By Andy Klein
It has recently come to my attention that there are plans to make Wimmer Hall exclusive housing for Saint Vincent College honors students. I believe that this proposal would be a mistake. I believe this due to the extreme opposition to such a move from the student body; due to the complications this would impose upon honors students rooming with larger groups of roommates; and because this further isolates the on-campus community from the honors commuters.
By and large, the most significant reason I believe that this idea should not go forward is that it is against the spirit of a liberal arts school. While the fall and spring semesters have been in session, never more than a month goes by without me reading a Review article or an email talking about the core curriculum, and how it relates to Saint Vincent’s commitment to provide a well-rounded liberal arts education.
A person’s education does not simply terminate the moment they step foot outside of the traditional classroom. As many of my friends and acquaintances will attest, I often talk about the research I am performing for my senior project as a physics major. I have shown people around the physics lab, explained how the scintillators work to detect the subatomic particles that pass through the lead shielding of my project, explained what the origins of these subatomic particles called muons are, and so much more.
Most of these people have not taken a physics class, and likely never will. They’ve fulfilled their science credits, they simply don’t have enough time, or for whatever other reason they aren’t taking one. However, by being in proximity to my classmates, I have enriched their lives with some of what I’ve learned, even if I only talk to them occasionally. Many of these everyday intellectual enrichments take place because we live on the same floor.

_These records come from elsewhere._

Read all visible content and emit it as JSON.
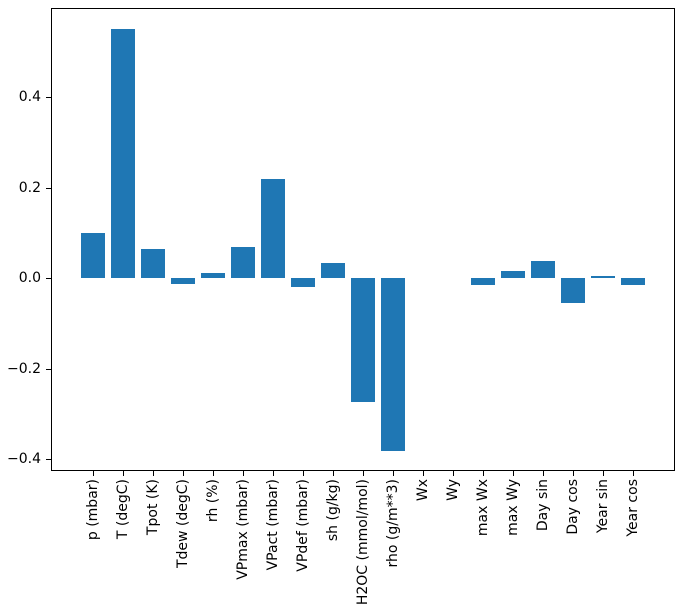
{
  "chart_data": {
    "type": "bar",
    "title": "",
    "xlabel": "",
    "ylabel": "",
    "categories": [
      "p (mbar)",
      "T (degC)",
      "Tpot (K)",
      "Tdew (degC)",
      "rh (%)",
      "VPmax (mbar)",
      "VPact (mbar)",
      "VPdef (mbar)",
      "sh (g/kg)",
      "H2OC (mmol/mol)",
      "rho (g/m**3)",
      "Wx",
      "Wy",
      "max Wx",
      "max Wy",
      "Day sin",
      "Day cos",
      "Year sin",
      "Year cos"
    ],
    "values": [
      0.1,
      0.55,
      0.065,
      -0.014,
      0.012,
      0.068,
      0.22,
      -0.02,
      0.033,
      -0.273,
      -0.382,
      0.0,
      0.0,
      -0.015,
      0.016,
      0.037,
      -0.056,
      0.004,
      -0.015
    ],
    "bar_color": "#1f77b4",
    "axis_color": "#000000",
    "ylim": [
      -0.4265,
      0.597
    ],
    "yticks": [
      -0.4,
      -0.2,
      0.0,
      0.2,
      0.4
    ],
    "ytick_labels": [
      "−0.4",
      "−0.2",
      "0.0",
      "0.2",
      "0.4"
    ],
    "grid": false,
    "legend_position": "none"
  }
}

The honors program is certainly not for everyone. I’ve talked to some of my fellow students who are in in the honors program and they have stated that the workload is intense. Plenty of others opt not to because their GPA just isn’t up to the bar, or because they rely on scholarships with stringent GPA requirements and do not want to risk what lets them attend classes here. And students of some majors, such as education, will have a very difficult time graduating in four years due to the workload that their major entails.
But the honors program is certainly enriching for students in the program and for the rest of the college. The honors program participants take classes that would otherwise be reserved for the majors in a field (due to the difficulty such classes pose) and dive deeper into the material than others would. Though I am not an honors student myself, I have the utmost respect for anyone willing to challenge themselves to such a degree. But most of my fellow classmates that have learned about muons from me would never have even heard of the topic if I wasn’t in their proximity this past semester.
Sequestering away the honors students would be a great injustice. No other students take such a large breadth and depth of classes. By pigeonholing these people into one building—the farthest one from all of the other dorms—the college would be depriving the rest of the campus of a valuable experience: the experience of learning from their peers, becoming curious and seeking out the knowledge that interests them on their own. Segregating the educational high-achievers from everyone else would deprive the student body of an opportunity to learn and to broaden their horizons.
I hope this decision will be reconsidered or, at the very least, delayed until the end of the next year. Saint Vincent students came here to experience the “SVC Community,” but between the lack of effort to include commuters, the lack of real dialogue about the concerns some of the student body has about the mental health of this campus, and now this proposal on honor student housing—it feels like there really isn’t any larger community here at all, and I am left wondering if there ever was one to begin with.
I implore the student body to voice their opinions on this issue to the college administration. The actions of the college in response to the COVID-19 pandemic over the past year have personally convinced me that there is a lack of a robust dialogue between students and administration. And it’s clear that we, as a community, need that. So please take this chance to voice your concerns.